In these shootings, women and children are disproportionately likely to be the victims. Of the seven mass shootings last year in which those killed included a family member or intimate partner of the perpetrator, 25 of those victims were children or adult women, only six were adult males. All of the shooters were adult men.

Prior to the Las Vegas massacre, the two deadliest mass shootings this year were reportedly committed by estranged husbands targeting their wives.

(Adam Hooper/HuffPost)

6. Many states don’t enforce the federal law prohibiting people with restraining orders from owning guns

The patchwork of state laws concerning domestic violence means that many abusers never give up their firearms. Though some state laws prohibit people with restraining orders stemming from domestic violence from buying weapons and strip them of their guns, many don’t. And without such state laws, the federal law on this front often goes unenforced. Women leaving relationships are at an elevated risk for domestic violence, which puts them in even more danger if their abuser is armed with a gun. 

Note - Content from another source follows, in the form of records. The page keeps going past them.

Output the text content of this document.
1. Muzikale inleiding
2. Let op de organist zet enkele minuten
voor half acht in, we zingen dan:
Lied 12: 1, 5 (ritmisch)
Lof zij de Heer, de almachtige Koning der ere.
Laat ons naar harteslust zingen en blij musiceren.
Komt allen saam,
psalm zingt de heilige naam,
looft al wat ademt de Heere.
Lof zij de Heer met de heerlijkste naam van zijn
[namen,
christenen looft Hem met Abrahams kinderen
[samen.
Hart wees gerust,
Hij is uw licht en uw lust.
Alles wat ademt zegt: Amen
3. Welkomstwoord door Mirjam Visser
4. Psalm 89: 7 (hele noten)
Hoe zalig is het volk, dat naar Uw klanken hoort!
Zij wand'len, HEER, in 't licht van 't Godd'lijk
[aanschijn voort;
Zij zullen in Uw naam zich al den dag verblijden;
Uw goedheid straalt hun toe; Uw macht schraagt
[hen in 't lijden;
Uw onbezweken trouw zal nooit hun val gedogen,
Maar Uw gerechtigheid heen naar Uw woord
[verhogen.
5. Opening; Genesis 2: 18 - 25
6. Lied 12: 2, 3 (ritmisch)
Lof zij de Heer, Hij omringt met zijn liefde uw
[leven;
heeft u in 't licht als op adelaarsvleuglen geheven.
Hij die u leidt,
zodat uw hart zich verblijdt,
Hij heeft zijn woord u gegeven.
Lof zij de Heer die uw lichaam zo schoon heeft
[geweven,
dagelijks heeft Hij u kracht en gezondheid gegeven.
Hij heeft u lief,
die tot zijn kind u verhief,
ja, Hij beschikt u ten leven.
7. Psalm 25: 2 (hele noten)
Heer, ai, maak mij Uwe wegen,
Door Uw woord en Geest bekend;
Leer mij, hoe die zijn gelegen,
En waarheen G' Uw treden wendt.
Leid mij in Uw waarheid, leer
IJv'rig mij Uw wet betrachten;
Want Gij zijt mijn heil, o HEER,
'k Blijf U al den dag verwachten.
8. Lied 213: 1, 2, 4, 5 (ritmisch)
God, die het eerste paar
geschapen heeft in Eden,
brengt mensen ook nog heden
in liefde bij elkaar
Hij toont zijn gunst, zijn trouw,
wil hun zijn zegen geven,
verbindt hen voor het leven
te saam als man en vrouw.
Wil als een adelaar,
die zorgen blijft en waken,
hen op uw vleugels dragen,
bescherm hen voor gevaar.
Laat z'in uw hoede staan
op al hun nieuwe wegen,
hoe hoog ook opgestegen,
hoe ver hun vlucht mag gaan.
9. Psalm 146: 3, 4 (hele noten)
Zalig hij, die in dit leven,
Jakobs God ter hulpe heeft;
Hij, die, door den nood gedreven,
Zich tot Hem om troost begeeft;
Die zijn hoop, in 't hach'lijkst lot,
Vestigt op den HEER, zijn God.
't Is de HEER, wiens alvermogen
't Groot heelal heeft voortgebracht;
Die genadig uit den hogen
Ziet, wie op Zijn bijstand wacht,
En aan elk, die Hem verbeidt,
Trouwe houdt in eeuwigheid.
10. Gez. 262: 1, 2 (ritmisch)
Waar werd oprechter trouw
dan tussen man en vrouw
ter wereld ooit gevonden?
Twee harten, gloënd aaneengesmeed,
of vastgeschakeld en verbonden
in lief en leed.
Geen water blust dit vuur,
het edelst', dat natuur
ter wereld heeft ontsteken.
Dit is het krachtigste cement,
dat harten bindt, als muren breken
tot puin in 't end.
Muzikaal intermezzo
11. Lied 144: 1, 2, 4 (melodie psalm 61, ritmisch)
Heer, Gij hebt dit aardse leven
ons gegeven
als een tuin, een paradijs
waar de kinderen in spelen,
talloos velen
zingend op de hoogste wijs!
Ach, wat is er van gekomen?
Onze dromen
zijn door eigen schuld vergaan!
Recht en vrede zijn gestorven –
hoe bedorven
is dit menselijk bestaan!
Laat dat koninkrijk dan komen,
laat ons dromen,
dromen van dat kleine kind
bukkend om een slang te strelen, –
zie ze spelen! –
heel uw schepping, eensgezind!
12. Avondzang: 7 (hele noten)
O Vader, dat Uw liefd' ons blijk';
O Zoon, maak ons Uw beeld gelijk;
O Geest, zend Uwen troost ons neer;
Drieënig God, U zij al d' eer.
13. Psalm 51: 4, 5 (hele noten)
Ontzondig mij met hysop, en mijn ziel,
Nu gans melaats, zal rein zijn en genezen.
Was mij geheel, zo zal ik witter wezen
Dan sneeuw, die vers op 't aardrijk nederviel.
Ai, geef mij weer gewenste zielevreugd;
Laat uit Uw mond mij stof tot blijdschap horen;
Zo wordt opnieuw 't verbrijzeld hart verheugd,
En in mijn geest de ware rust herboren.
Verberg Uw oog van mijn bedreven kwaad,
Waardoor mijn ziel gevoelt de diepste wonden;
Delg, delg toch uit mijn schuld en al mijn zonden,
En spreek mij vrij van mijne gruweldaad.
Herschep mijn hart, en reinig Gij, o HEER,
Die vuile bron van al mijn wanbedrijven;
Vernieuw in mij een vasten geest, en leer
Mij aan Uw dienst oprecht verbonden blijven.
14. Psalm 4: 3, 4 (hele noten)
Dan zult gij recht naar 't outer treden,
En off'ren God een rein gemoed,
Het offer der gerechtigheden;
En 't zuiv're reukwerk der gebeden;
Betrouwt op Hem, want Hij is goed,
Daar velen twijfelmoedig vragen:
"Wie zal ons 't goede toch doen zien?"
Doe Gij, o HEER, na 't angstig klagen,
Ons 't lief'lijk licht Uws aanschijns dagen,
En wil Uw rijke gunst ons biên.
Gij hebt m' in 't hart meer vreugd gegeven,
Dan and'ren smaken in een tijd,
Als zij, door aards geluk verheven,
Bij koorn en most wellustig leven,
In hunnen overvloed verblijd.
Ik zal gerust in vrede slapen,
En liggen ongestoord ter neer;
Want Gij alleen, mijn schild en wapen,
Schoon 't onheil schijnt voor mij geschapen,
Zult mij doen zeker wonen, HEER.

(Alissa Scheller/HuffPost)

7. Mass shootings are rising, but that’s not the full story

When defined as cases in which at least four people are killed or injured, not including the shooter (a variation from the definition Everytown uses), mass shootings this year are running slightly ahead of their numbers in recent years. But though such attacks often prompt important discussions about addressing gun violence, it’s important to remember that of the 33,000 people who are killed by firearms every year, more than 21,000 of those deaths are suicides, according to the CDC.